The next day, Charlotte is barking orders at Ernest for a big party while being fitted for a fancy gown.  Jacques enters and dismisses the servants.  He is panicking because the stain is looking more like Jeanette.  Jacques wants to lock the room up.  Charlotte says that it is just his conscience torturing him for what they did to Jeanette, and he agrees.

She insists that Jeanette’s portrait be rehung over the stain so she can have her big party.  We do not see the big party, which is the way I like my big parties.  But it leaves Jacques consumed by guilt.  Charlotte offers to make him some hot chocolate, but they both know the score.  Jacques solemnly tells her, “I want it to work quickly, not like Jeanette.”

When Charlotte brings him the hot chocolate, he shows her how the stain has come to look just like Jeanette.  Apropos of a French woman, she croaks.  Jacques foolishly fesses up to his role in the shenanigans.  The police inspector insists on seeing the stain.

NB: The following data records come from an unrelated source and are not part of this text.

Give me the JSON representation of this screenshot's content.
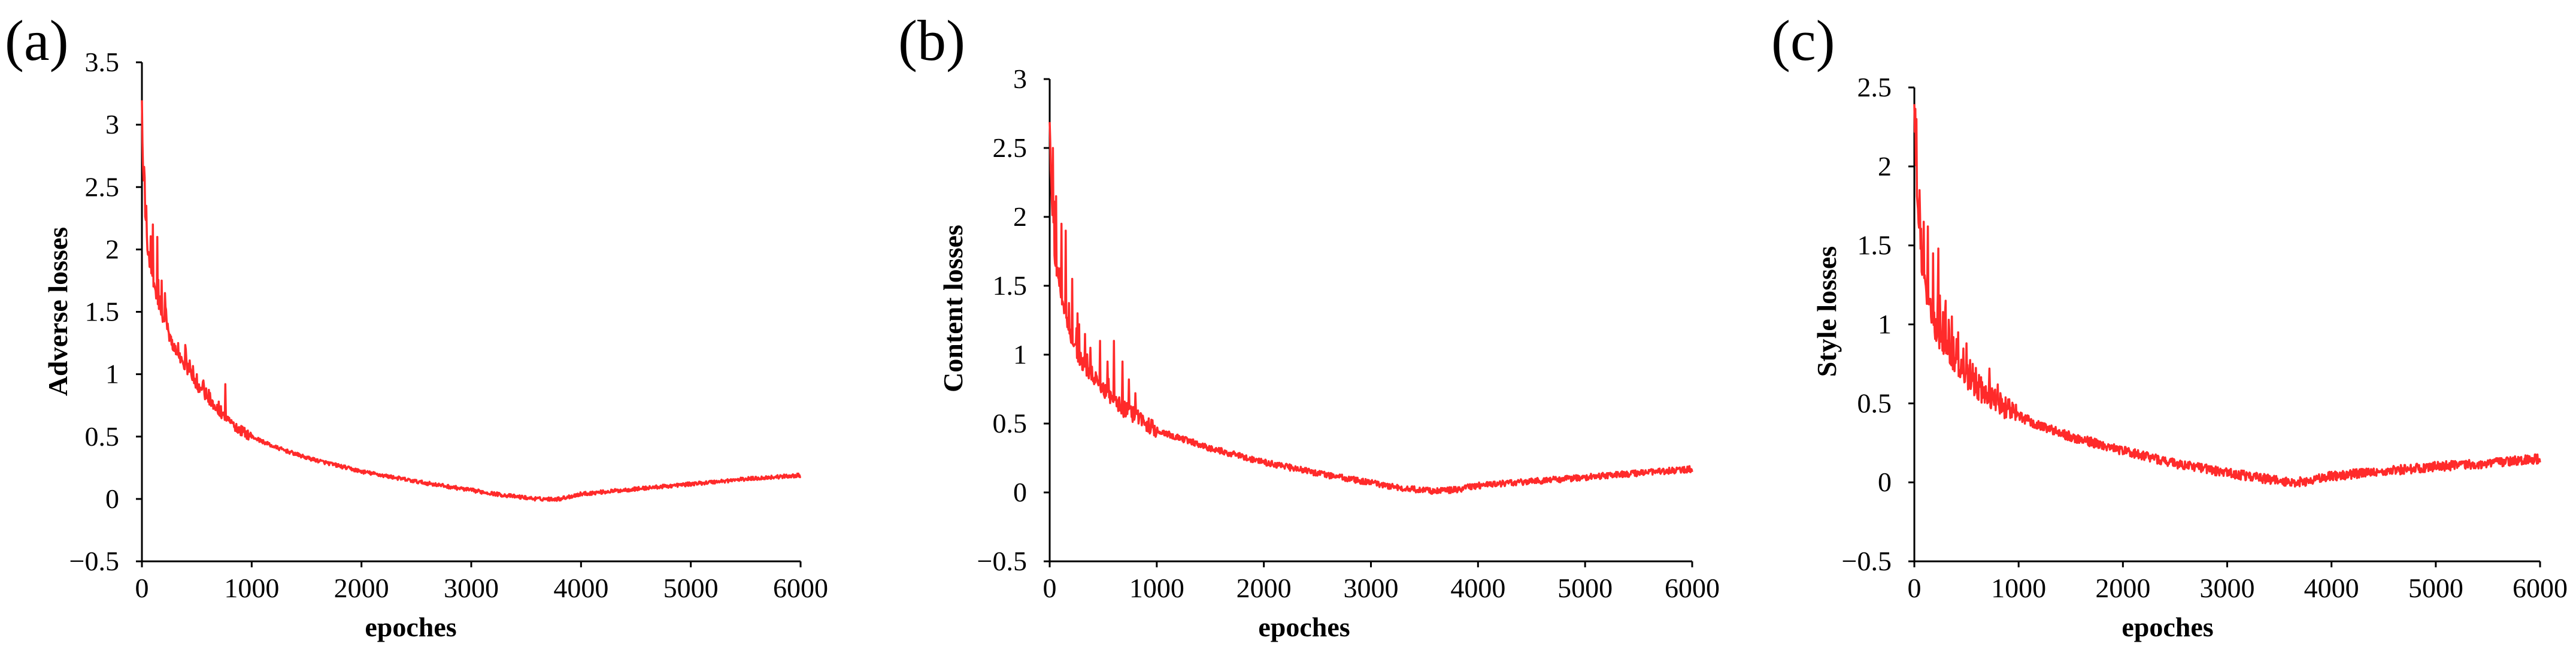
{
  "colors": {
    "series": "#ff2a2a",
    "axis": "#000000"
  },
  "chart_data": [
    {
      "type": "line",
      "panel_label": "(a)",
      "title": "",
      "xlabel": "epoches",
      "ylabel": "Adverse losses",
      "xlim": [
        0,
        6000
      ],
      "ylim": [
        -0.5,
        3.5
      ],
      "xticks": [
        0,
        1000,
        2000,
        3000,
        4000,
        5000,
        6000
      ],
      "yticks": [
        -0.5,
        0,
        0.5,
        1,
        1.5,
        2,
        2.5,
        3,
        3.5
      ],
      "ytick_labels": [
        "−0.5",
        "0",
        "0.5",
        "1",
        "1.5",
        "2",
        "2.5",
        "3",
        "3.5"
      ],
      "grid": false,
      "series": [
        {
          "name": "Adverse losses",
          "x": [
            0,
            20,
            50,
            100,
            150,
            200,
            300,
            400,
            500,
            600,
            700,
            800,
            900,
            1000,
            1200,
            1500,
            2000,
            2500,
            3000,
            3300,
            3600,
            3800,
            4000,
            4500,
            5000,
            5500,
            6000
          ],
          "y": [
            3.0,
            2.4,
            2.0,
            1.75,
            1.55,
            1.4,
            1.2,
            1.05,
            0.9,
            0.8,
            0.7,
            0.62,
            0.55,
            0.5,
            0.42,
            0.33,
            0.22,
            0.14,
            0.07,
            0.03,
            0.0,
            0.0,
            0.04,
            0.08,
            0.12,
            0.16,
            0.19
          ],
          "spikes": [
            {
              "x": 40,
              "y": 2.35
            },
            {
              "x": 100,
              "y": 2.2
            },
            {
              "x": 140,
              "y": 2.1
            },
            {
              "x": 180,
              "y": 1.75
            },
            {
              "x": 210,
              "y": 1.65
            },
            {
              "x": 260,
              "y": 1.3
            },
            {
              "x": 330,
              "y": 1.25
            },
            {
              "x": 400,
              "y": 1.2
            },
            {
              "x": 440,
              "y": 1.05
            },
            {
              "x": 500,
              "y": 1.0
            },
            {
              "x": 560,
              "y": 0.95
            },
            {
              "x": 620,
              "y": 0.85
            },
            {
              "x": 700,
              "y": 0.78
            },
            {
              "x": 760,
              "y": 0.92
            }
          ],
          "noise": 0.01
        }
      ]
    },
    {
      "type": "line",
      "panel_label": "(b)",
      "title": "",
      "xlabel": "epoches",
      "ylabel": "Content losses",
      "xlim": [
        0,
        6000
      ],
      "ylim": [
        -0.5,
        3
      ],
      "xticks": [
        0,
        1000,
        2000,
        3000,
        4000,
        5000,
        6000
      ],
      "yticks": [
        -0.5,
        0,
        0.5,
        1,
        1.5,
        2,
        2.5,
        3
      ],
      "ytick_labels": [
        "−0.5",
        "0",
        "0.5",
        "1",
        "1.5",
        "2",
        "2.5",
        "3"
      ],
      "grid": false,
      "series": [
        {
          "name": "Content losses",
          "x": [
            0,
            20,
            50,
            100,
            150,
            200,
            300,
            400,
            500,
            600,
            700,
            800,
            900,
            1000,
            1200,
            1500,
            2000,
            2500,
            3000,
            3300,
            3600,
            3800,
            4000,
            4500,
            5000,
            5500,
            6000
          ],
          "y": [
            2.7,
            2.1,
            1.7,
            1.45,
            1.25,
            1.1,
            0.95,
            0.85,
            0.75,
            0.67,
            0.6,
            0.55,
            0.5,
            0.45,
            0.4,
            0.32,
            0.22,
            0.14,
            0.07,
            0.03,
            0.01,
            0.02,
            0.05,
            0.08,
            0.11,
            0.14,
            0.17
          ],
          "spikes": [
            {
              "x": 30,
              "y": 2.5
            },
            {
              "x": 60,
              "y": 2.15
            },
            {
              "x": 110,
              "y": 1.95
            },
            {
              "x": 150,
              "y": 1.9
            },
            {
              "x": 210,
              "y": 1.55
            },
            {
              "x": 260,
              "y": 1.3
            },
            {
              "x": 330,
              "y": 1.15
            },
            {
              "x": 380,
              "y": 1.05
            },
            {
              "x": 470,
              "y": 1.1
            },
            {
              "x": 540,
              "y": 0.95
            },
            {
              "x": 600,
              "y": 1.1
            },
            {
              "x": 680,
              "y": 0.95
            },
            {
              "x": 740,
              "y": 0.82
            },
            {
              "x": 800,
              "y": 0.72
            }
          ],
          "noise": 0.015
        }
      ]
    },
    {
      "type": "line",
      "panel_label": "(c)",
      "title": "",
      "xlabel": "epoches",
      "ylabel": "Style losses",
      "xlim": [
        0,
        6000
      ],
      "ylim": [
        -0.5,
        2.5
      ],
      "xticks": [
        0,
        1000,
        2000,
        3000,
        4000,
        5000,
        6000
      ],
      "yticks": [
        -0.5,
        0,
        0.5,
        1,
        1.5,
        2,
        2.5
      ],
      "ytick_labels": [
        "−0.5",
        "0",
        "0.5",
        "1",
        "1.5",
        "2",
        "2.5"
      ],
      "grid": false,
      "series": [
        {
          "name": "Style losses",
          "x": [
            0,
            20,
            50,
            100,
            150,
            200,
            300,
            400,
            500,
            600,
            700,
            800,
            900,
            1000,
            1200,
            1500,
            2000,
            2500,
            3000,
            3300,
            3600,
            3800,
            4000,
            4500,
            5000,
            5500,
            6000
          ],
          "y": [
            2.35,
            1.85,
            1.5,
            1.25,
            1.1,
            0.98,
            0.85,
            0.75,
            0.67,
            0.6,
            0.55,
            0.5,
            0.46,
            0.42,
            0.36,
            0.29,
            0.2,
            0.12,
            0.06,
            0.03,
            0.0,
            0.01,
            0.04,
            0.07,
            0.1,
            0.12,
            0.15
          ],
          "spikes": [
            {
              "x": 20,
              "y": 2.3
            },
            {
              "x": 50,
              "y": 1.85
            },
            {
              "x": 90,
              "y": 1.65
            },
            {
              "x": 130,
              "y": 1.62
            },
            {
              "x": 180,
              "y": 1.45
            },
            {
              "x": 230,
              "y": 1.48
            },
            {
              "x": 300,
              "y": 1.15
            },
            {
              "x": 360,
              "y": 1.05
            },
            {
              "x": 420,
              "y": 0.95
            },
            {
              "x": 500,
              "y": 0.88
            },
            {
              "x": 560,
              "y": 0.75
            },
            {
              "x": 620,
              "y": 0.68
            },
            {
              "x": 720,
              "y": 0.72
            },
            {
              "x": 800,
              "y": 0.62
            }
          ],
          "noise": 0.02
        }
      ]
    }
  ]
}
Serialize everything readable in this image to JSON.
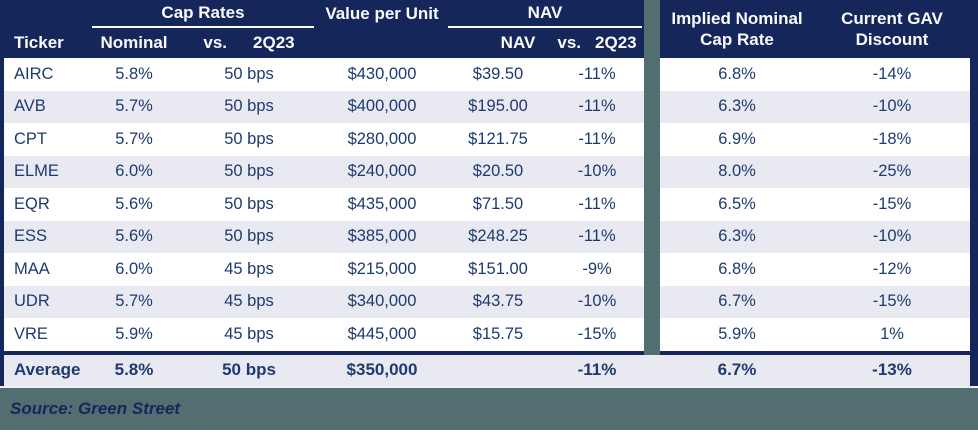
{
  "header": {
    "ticker": "Ticker",
    "groups": {
      "cap_rates": "Cap Rates",
      "value_per_unit": "Value per Unit",
      "nav": "NAV"
    },
    "sub": {
      "nominal": "Nominal",
      "cap_vs": "vs.",
      "cap_q": "2Q23",
      "nav_label": "NAV",
      "nav_vs": "vs.",
      "nav_q": "2Q23"
    },
    "implied_line1": "Implied Nominal",
    "implied_line2": "Cap Rate",
    "gav_line1": "Current GAV",
    "gav_line2": "Discount"
  },
  "table": {
    "rows": [
      {
        "ticker": "AIRC",
        "nominal": "5.8%",
        "cap_vs": "50 bps",
        "value": "$430,000",
        "nav": "$39.50",
        "nav_vs": "-11%",
        "implied": "6.8%",
        "gav": "-14%"
      },
      {
        "ticker": "AVB",
        "nominal": "5.7%",
        "cap_vs": "50 bps",
        "value": "$400,000",
        "nav": "$195.00",
        "nav_vs": "-11%",
        "implied": "6.3%",
        "gav": "-10%"
      },
      {
        "ticker": "CPT",
        "nominal": "5.7%",
        "cap_vs": "50 bps",
        "value": "$280,000",
        "nav": "$121.75",
        "nav_vs": "-11%",
        "implied": "6.9%",
        "gav": "-18%"
      },
      {
        "ticker": "ELME",
        "nominal": "6.0%",
        "cap_vs": "50 bps",
        "value": "$240,000",
        "nav": "$20.50",
        "nav_vs": "-10%",
        "implied": "8.0%",
        "gav": "-25%"
      },
      {
        "ticker": "EQR",
        "nominal": "5.6%",
        "cap_vs": "50 bps",
        "value": "$435,000",
        "nav": "$71.50",
        "nav_vs": "-11%",
        "implied": "6.5%",
        "gav": "-15%"
      },
      {
        "ticker": "ESS",
        "nominal": "5.6%",
        "cap_vs": "50 bps",
        "value": "$385,000",
        "nav": "$248.25",
        "nav_vs": "-11%",
        "implied": "6.3%",
        "gav": "-10%"
      },
      {
        "ticker": "MAA",
        "nominal": "6.0%",
        "cap_vs": "45 bps",
        "value": "$215,000",
        "nav": "$151.00",
        "nav_vs": "-9%",
        "implied": "6.8%",
        "gav": "-12%"
      },
      {
        "ticker": "UDR",
        "nominal": "5.7%",
        "cap_vs": "45 bps",
        "value": "$340,000",
        "nav": "$43.75",
        "nav_vs": "-10%",
        "implied": "6.7%",
        "gav": "-15%"
      },
      {
        "ticker": "VRE",
        "nominal": "5.9%",
        "cap_vs": "45 bps",
        "value": "$445,000",
        "nav": "$15.75",
        "nav_vs": "-15%",
        "implied": "5.9%",
        "gav": "1%"
      }
    ],
    "average": {
      "ticker": "Average",
      "nominal": "5.8%",
      "cap_vs": "50 bps",
      "value": "$350,000",
      "nav": "",
      "nav_vs": "-11%",
      "implied": "6.7%",
      "gav": "-13%"
    }
  },
  "footer": {
    "source": "Source: Green Street"
  },
  "colors": {
    "header_navy": "#15265b",
    "text_navy": "#1e3a6e",
    "stripe": "#e8e9f1",
    "divider_slate": "#536e70",
    "header_underline": "#ffffff"
  },
  "chart_data": {
    "type": "table",
    "columns": [
      "Ticker",
      "Cap Rates Nominal",
      "Cap Rates vs. 2Q23",
      "Value per Unit",
      "NAV",
      "NAV vs. 2Q23",
      "Implied Nominal Cap Rate",
      "Current GAV Discount"
    ],
    "rows": [
      [
        "AIRC",
        "5.8%",
        "50 bps",
        "$430,000",
        "$39.50",
        "-11%",
        "6.8%",
        "-14%"
      ],
      [
        "AVB",
        "5.7%",
        "50 bps",
        "$400,000",
        "$195.00",
        "-11%",
        "6.3%",
        "-10%"
      ],
      [
        "CPT",
        "5.7%",
        "50 bps",
        "$280,000",
        "$121.75",
        "-11%",
        "6.9%",
        "-18%"
      ],
      [
        "ELME",
        "6.0%",
        "50 bps",
        "$240,000",
        "$20.50",
        "-10%",
        "8.0%",
        "-25%"
      ],
      [
        "EQR",
        "5.6%",
        "50 bps",
        "$435,000",
        "$71.50",
        "-11%",
        "6.5%",
        "-15%"
      ],
      [
        "ESS",
        "5.6%",
        "50 bps",
        "$385,000",
        "$248.25",
        "-11%",
        "6.3%",
        "-10%"
      ],
      [
        "MAA",
        "6.0%",
        "45 bps",
        "$215,000",
        "$151.00",
        "-9%",
        "6.8%",
        "-12%"
      ],
      [
        "UDR",
        "5.7%",
        "45 bps",
        "$340,000",
        "$43.75",
        "-10%",
        "6.7%",
        "-15%"
      ],
      [
        "VRE",
        "5.9%",
        "45 bps",
        "$445,000",
        "$15.75",
        "-15%",
        "5.9%",
        "1%"
      ]
    ],
    "average_row": [
      "Average",
      "5.8%",
      "50 bps",
      "$350,000",
      "",
      "-11%",
      "6.7%",
      "-13%"
    ],
    "source": "Source: Green Street"
  }
}
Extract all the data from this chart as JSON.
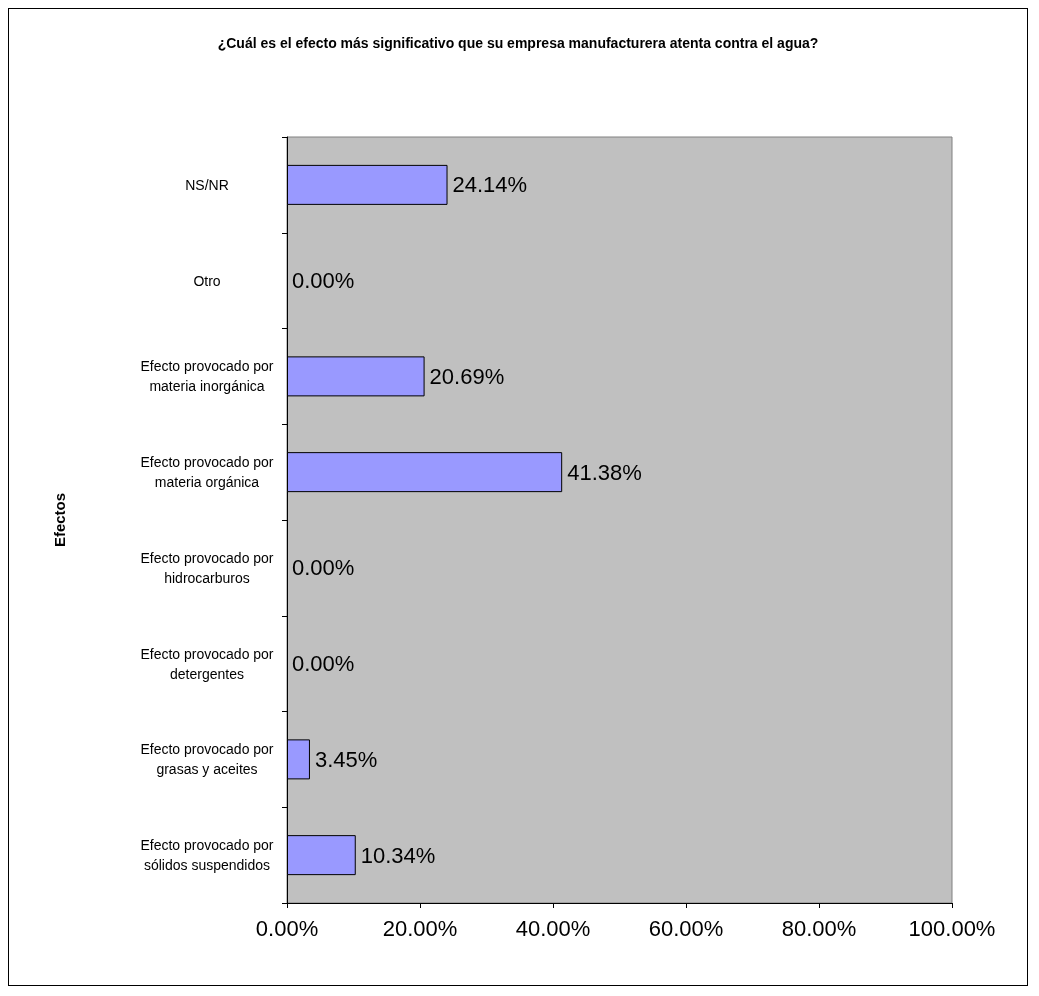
{
  "chart_data": {
    "type": "bar",
    "orientation": "horizontal",
    "title": "¿Cuál es el efecto más significativo que su empresa manufacturera atenta contra el agua?",
    "ylabel": "Efectos",
    "categories": [
      "NS/NR",
      "Otro",
      "Efecto provocado por\nmateria inorgánica",
      "Efecto provocado por\nmateria orgánica",
      "Efecto provocado por\nhidrocarburos",
      "Efecto provocado por\ndetergentes",
      "Efecto provocado por\ngrasas y aceites",
      "Efecto provocado por\nsólidos suspendidos"
    ],
    "values": [
      24.14,
      0,
      20.69,
      41.38,
      0,
      0,
      3.45,
      10.34
    ],
    "value_labels": [
      "24.14%",
      "0.00%",
      "20.69%",
      "41.38%",
      "0.00%",
      "0.00%",
      "3.45%",
      "10.34%"
    ],
    "color": "#9999ff",
    "xlim": [
      0,
      100
    ],
    "xticks": [
      {
        "value": 0,
        "label": "0.00%"
      },
      {
        "value": 20,
        "label": "20.00%"
      },
      {
        "value": 40,
        "label": "40.00%"
      },
      {
        "value": 60,
        "label": "60.00%"
      },
      {
        "value": 80,
        "label": "80.00%"
      },
      {
        "value": 100,
        "label": "100.00%"
      }
    ],
    "grid": false
  }
}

Now, about that stain.  I’m no nitpicker, but come on.  It starts as the little white dog.  Then it fades to nothing in front of Jacques as if it were supernatural.  Then it comes back as a jellyfish, then a little Jesusy.  The maid can see these because she tries to clean them off.  Then the stain evolves into a screaming face.  When the inspector looks at it, it is the little dog again, except black.  But wait, when it was the white dog, it disappeared completely so is it real or not?  During John Newland’s closing remarks, it looks like someone sneezed against the wall; and that is the family-friendly interpretation.  Just looking for some consistency.

So not a great week.  A nice set and great production values are no match for two annoying leads and a pedestrian story.

Other Stuff:

  • [1] Strawberries!  Pfft!  The most over-rated of fruits.  Sure, they’re good when covered in sugar, but what isn’t?  I suspect most people would prefer banana or peach in their Neapolitan.